La reducción del plazo llega en paralelo a otra novedad clave: desde ese mismo 10 de enero, estos barcos —hasta ahora exentos en determinados supuestos— deberán llevar geolocalización obligatoria mediante los equipos conocidos como “caja azul”. El propio ministerio ha estimado que el cambio afectará a alrededor de 600 embarcaciones, para las que se han articulado también líneas de ayuda orientadas a anticipar la adaptación tecnológica.
Según la argumentación del departamento que dirige Luis Planas, exigir cuatro horas de aviso previo no encajaba con el día a día de buena parte de la flota de 12 a 15 metros: muchos barcos faenan en caladeros cercanos, y en ocasiones el tiempo total entre el final de la maniobra de pesca, la recogida de aparejos y la derrota hasta puerto no alcanza esas cuatro horas. En ese contexto, el ministerio defiende que el nuevo umbral —2,5 horas— permite mantener el control y la labor inspectora “con normalidad” sin introducir distorsiones operativas difíciles de cumplir.
El texto oficial subraya además que esta reducción no altera otros regímenes que ya contemplan plazos inferiores para notificaciones previas en casos concretos, como capturas de determinadas especies o barcos con características técnicas específicas.
La obligación de preavisar la llegada a puerto forma parte del refuerzo de las reglas de control pesquero en la UE, con el objetivo de mejorar la trazabilidad y facilitar inspecciones en desembarques. La normativa europea prevé que los Estados costeros puedan establecer un plazo más corto para determinadas categorías, siempre que no se perjudique la capacidad de inspección de sus autoridades. En esa ventana es donde España encaja la rebaja a dos horas y media para esta franja de eslora.

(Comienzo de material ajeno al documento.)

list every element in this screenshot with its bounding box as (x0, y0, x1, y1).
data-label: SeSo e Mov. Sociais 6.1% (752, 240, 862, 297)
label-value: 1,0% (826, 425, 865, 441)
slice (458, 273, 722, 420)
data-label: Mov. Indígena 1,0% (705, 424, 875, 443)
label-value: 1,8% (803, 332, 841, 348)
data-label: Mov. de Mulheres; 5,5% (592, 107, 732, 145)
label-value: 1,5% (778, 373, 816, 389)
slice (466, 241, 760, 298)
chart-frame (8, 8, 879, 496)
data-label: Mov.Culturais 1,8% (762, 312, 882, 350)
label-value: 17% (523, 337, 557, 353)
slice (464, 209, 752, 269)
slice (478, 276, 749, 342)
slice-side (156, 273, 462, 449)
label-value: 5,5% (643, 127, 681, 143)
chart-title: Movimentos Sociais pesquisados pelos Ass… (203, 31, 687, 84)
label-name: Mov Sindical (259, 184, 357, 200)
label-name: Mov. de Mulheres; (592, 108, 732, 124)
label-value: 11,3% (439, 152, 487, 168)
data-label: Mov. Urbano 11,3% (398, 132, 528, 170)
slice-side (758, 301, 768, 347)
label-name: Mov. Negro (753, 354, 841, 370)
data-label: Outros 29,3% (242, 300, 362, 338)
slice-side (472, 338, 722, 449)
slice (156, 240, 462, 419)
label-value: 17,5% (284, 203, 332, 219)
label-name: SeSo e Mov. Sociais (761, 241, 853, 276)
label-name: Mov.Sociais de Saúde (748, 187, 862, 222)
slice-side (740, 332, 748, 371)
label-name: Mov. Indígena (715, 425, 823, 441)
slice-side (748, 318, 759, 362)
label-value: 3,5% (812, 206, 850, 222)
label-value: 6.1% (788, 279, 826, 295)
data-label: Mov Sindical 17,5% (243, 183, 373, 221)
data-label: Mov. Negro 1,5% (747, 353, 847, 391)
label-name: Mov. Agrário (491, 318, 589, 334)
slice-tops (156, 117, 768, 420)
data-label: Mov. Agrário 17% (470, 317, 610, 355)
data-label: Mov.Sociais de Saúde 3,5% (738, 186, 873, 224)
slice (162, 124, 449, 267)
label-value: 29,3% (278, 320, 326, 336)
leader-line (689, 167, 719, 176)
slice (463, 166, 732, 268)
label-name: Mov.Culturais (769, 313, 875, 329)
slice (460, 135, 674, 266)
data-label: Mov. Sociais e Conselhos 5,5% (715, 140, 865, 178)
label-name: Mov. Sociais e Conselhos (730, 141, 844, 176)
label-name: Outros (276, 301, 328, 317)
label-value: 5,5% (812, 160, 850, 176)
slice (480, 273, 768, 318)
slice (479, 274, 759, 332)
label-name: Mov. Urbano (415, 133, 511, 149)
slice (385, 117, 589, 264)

En términos prácticos, el cambio busca evitar que la regla se convierta en un trámite “imposible” para parte de la flota de bajura y litoral: si el preaviso supera el propio tiempo de retorno, la obligación deja de ser un mecanismo de control y pasa a ser un obstáculo. Con el nuevo plazo, el ministerio confía en compatibilizar el control (ahora reforzado también por la geolocalización) con una operativa donde cada marea y cada ventana de mercado cuentan.
A pocos días de la entrada en vigor del paquete —10 de enero de 2026— el sector afronta, así, un ajuste que combina más digitalización y un calendario más adaptado a la realidad de los barcos más pequeños dentro del tramo de eslora obligada.